An innocence of the earth and no false sign

Or symbol of malice. That we partake thereof,
Lie down like children in this holiness,
As if, awake, we lay in the quiet of sleep,

As if the innocent mother sang in the dark
Of the room and on an accordion, half-heard,
Created the time and place in which we breathed …

IX

And of each other thought—in the idiom
Of the work, in the idiom of an innocent earth,
Not of the enigma of the guilty dream.

We were as Danes in Denmark all day long
And knew each other well, hale-hearted landsmen,
For whom the outlandish was another day

Of the week, queerer than Sunday. We thought alike
And that made brothers of us in a home
In which we fed on being brothers, fed

And fattened as on a decorous honeycomb.
This drama that we live—We lay sticky with sleep.
This sense of the activity of fate—

The rendezvous, when she came alone,
By her coming became a freedom of the two,
An isolation which only the two could share.

Shall we be found hanging in the trees next spring?
Of what disaster in this the imminence:
Bare limbs, bare trees and a wind as sharp as salt?

The stars are putting on their glittering belts.
They throw around their shoulders cloaks that flash
Like a great shadow’s last embellishment.

It may come tomorrow in the simplest word,
Almost as part of innocence, almost,
Almost as the tenderest and the truest part.

X

An unhappy people in a happy world—
Read, rabbi, the phases of this difference.
An unhappy people in an unhappy world—

Here are too many mirrors for misery.
A happy people in an unhappy world—
It cannot be.
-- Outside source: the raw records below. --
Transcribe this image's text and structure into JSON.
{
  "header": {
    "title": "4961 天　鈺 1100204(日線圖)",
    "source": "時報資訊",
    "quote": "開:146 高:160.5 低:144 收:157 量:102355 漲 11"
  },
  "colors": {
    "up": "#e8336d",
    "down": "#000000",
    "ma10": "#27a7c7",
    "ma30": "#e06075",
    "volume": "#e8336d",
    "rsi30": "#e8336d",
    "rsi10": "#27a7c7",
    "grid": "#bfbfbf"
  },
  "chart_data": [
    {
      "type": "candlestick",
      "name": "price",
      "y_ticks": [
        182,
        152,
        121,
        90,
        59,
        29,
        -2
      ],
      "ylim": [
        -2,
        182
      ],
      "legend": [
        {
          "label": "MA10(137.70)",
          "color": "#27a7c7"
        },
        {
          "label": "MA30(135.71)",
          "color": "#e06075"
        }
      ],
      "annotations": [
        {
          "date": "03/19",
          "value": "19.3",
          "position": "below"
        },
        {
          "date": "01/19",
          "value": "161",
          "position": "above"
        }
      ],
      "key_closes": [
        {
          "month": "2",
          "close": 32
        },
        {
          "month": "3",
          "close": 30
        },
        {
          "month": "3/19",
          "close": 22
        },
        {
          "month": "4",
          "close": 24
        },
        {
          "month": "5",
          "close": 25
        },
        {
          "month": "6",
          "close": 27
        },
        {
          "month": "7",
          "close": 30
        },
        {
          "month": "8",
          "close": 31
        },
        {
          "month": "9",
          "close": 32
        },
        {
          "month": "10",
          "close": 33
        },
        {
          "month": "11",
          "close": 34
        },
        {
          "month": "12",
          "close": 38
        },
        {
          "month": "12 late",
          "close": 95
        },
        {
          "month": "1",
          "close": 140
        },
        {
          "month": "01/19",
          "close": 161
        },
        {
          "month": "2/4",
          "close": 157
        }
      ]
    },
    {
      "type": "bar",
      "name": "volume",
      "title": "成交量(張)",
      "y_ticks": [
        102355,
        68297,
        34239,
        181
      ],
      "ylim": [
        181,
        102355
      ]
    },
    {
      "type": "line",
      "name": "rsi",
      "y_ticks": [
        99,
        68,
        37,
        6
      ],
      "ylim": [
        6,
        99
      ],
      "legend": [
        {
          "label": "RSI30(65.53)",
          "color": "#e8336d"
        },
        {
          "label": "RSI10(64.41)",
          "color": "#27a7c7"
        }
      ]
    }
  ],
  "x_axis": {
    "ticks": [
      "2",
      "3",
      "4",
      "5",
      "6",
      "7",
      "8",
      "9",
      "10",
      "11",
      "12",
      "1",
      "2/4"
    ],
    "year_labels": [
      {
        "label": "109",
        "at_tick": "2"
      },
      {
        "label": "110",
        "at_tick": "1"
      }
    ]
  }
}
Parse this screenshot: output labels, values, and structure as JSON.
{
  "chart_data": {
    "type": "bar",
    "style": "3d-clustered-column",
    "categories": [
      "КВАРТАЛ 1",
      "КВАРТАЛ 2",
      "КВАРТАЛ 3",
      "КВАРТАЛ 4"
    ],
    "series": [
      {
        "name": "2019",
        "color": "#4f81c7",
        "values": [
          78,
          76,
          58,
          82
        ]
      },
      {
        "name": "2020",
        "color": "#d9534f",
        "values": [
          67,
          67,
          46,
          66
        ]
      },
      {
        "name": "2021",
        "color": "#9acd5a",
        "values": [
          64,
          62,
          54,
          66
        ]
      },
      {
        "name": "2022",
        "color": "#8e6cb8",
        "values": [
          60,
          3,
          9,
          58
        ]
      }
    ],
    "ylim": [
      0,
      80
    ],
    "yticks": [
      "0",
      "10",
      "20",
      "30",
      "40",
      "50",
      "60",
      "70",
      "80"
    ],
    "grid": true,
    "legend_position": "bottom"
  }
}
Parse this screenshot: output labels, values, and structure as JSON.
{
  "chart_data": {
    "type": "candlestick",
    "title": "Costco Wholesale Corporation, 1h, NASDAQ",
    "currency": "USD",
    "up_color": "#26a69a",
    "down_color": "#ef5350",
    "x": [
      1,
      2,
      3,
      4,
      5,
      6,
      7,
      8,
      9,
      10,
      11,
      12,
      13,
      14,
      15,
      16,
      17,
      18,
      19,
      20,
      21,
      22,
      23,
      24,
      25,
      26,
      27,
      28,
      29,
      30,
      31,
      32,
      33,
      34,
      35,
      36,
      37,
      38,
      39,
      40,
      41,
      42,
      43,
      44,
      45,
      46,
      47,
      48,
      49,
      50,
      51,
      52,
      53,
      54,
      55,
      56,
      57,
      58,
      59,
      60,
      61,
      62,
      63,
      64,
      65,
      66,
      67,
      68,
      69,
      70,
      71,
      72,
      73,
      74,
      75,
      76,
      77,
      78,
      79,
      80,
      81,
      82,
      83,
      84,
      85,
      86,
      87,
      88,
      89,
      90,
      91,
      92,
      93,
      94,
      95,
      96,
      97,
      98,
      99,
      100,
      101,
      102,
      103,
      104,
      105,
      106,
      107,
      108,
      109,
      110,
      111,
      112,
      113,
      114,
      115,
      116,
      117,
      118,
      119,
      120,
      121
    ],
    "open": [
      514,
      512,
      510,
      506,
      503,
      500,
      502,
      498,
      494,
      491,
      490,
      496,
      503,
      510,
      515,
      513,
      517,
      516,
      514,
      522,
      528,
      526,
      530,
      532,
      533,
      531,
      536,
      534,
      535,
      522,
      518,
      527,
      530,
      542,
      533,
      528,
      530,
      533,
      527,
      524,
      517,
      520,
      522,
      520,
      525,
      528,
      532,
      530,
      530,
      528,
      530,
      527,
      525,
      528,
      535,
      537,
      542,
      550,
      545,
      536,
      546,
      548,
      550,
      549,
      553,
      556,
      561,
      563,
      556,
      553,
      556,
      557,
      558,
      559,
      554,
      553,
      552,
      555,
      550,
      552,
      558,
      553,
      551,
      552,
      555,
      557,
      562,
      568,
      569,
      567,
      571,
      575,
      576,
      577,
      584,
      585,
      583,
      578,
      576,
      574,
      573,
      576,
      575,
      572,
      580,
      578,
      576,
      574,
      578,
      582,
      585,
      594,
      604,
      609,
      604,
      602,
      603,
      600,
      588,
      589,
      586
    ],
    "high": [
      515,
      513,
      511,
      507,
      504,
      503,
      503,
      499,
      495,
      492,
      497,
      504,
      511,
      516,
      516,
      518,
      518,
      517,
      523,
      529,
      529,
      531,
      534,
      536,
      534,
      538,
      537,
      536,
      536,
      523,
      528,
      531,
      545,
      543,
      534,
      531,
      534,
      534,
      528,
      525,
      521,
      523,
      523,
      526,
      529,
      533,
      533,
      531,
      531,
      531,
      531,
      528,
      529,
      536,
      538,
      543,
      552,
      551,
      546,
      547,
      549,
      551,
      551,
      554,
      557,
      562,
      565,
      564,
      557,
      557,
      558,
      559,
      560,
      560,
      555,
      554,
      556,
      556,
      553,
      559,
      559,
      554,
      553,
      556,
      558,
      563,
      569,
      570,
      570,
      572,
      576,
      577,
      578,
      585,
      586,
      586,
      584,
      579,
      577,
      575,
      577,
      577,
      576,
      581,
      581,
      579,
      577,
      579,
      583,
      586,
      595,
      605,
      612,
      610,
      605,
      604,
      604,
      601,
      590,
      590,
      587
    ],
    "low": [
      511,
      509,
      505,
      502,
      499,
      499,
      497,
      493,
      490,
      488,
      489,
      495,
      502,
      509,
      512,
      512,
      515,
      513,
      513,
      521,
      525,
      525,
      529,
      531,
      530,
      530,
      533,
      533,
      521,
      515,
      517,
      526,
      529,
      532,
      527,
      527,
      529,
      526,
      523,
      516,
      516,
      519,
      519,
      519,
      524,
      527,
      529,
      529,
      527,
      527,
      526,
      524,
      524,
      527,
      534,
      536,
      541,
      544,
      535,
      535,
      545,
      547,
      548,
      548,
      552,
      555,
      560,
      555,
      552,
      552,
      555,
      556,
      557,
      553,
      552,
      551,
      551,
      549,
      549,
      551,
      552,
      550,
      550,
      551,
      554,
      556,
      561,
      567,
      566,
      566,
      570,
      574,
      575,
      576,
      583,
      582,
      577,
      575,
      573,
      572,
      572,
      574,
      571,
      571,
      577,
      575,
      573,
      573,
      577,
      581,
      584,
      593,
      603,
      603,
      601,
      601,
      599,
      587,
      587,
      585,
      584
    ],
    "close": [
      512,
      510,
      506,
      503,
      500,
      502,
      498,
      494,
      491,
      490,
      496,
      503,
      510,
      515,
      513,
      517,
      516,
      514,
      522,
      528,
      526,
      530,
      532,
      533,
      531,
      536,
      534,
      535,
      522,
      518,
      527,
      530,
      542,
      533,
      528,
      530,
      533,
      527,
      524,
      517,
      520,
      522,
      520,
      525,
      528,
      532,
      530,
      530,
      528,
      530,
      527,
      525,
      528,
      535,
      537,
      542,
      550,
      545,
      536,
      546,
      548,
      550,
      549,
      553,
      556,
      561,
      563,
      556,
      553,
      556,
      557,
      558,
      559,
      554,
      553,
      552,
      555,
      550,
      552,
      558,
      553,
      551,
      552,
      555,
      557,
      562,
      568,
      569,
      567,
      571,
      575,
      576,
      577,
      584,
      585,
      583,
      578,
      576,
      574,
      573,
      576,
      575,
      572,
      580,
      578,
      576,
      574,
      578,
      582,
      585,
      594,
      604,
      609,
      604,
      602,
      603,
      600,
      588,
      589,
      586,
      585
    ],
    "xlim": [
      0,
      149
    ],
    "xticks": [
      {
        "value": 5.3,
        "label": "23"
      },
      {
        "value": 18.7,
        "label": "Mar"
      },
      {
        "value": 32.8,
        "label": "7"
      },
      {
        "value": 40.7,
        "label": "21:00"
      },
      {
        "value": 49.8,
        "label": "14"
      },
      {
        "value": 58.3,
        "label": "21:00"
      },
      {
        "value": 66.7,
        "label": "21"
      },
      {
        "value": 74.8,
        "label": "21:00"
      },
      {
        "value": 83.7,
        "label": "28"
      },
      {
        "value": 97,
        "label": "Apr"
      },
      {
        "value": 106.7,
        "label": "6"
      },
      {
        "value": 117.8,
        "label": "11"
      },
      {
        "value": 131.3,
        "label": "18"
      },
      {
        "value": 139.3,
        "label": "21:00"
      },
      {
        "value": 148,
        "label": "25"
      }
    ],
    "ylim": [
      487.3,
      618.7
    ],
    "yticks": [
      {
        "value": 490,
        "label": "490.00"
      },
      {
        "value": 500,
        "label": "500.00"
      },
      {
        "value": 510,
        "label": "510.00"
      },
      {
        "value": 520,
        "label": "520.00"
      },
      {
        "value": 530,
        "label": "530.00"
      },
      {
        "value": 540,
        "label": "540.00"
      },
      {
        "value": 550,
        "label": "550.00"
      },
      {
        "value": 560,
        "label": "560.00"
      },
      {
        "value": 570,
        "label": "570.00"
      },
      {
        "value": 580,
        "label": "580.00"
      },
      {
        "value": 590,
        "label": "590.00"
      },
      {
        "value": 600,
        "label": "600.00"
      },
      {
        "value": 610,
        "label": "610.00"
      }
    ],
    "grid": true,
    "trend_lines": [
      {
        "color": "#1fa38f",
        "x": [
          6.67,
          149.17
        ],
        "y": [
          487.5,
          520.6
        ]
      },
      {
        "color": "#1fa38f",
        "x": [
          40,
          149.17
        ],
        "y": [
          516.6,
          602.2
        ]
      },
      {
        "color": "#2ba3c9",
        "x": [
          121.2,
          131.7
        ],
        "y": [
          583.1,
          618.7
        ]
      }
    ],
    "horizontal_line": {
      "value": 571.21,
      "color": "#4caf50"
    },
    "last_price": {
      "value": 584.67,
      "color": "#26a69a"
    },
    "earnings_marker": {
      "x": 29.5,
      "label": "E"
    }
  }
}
There’s nothing there to roll

On the expressive tongue, the finding fang.
A happy people in a happy world—
Buffo! A ball, an opera, a bar.

Turn back to where we were when we began:
An unhappy people in a happy world.
Now, solemnize the secretive syllables.

Read to the congregation, for today
And for tomorrow, this extremity,
This contrivance of the spectre of the spheres,

Contriving balance to contrive a whole,
The vital, the never-failing genius,
Fulfilling his meditations, great and small.

In these unhappy he meditates a whole,
The full of fortune and the full of fate,
As if he lived all lives, that he might know,

In hall harridan, not hushful paradise,
To a haggling of wind and weather, by these lights
Like a blaze of summer straw, in winter’s nick.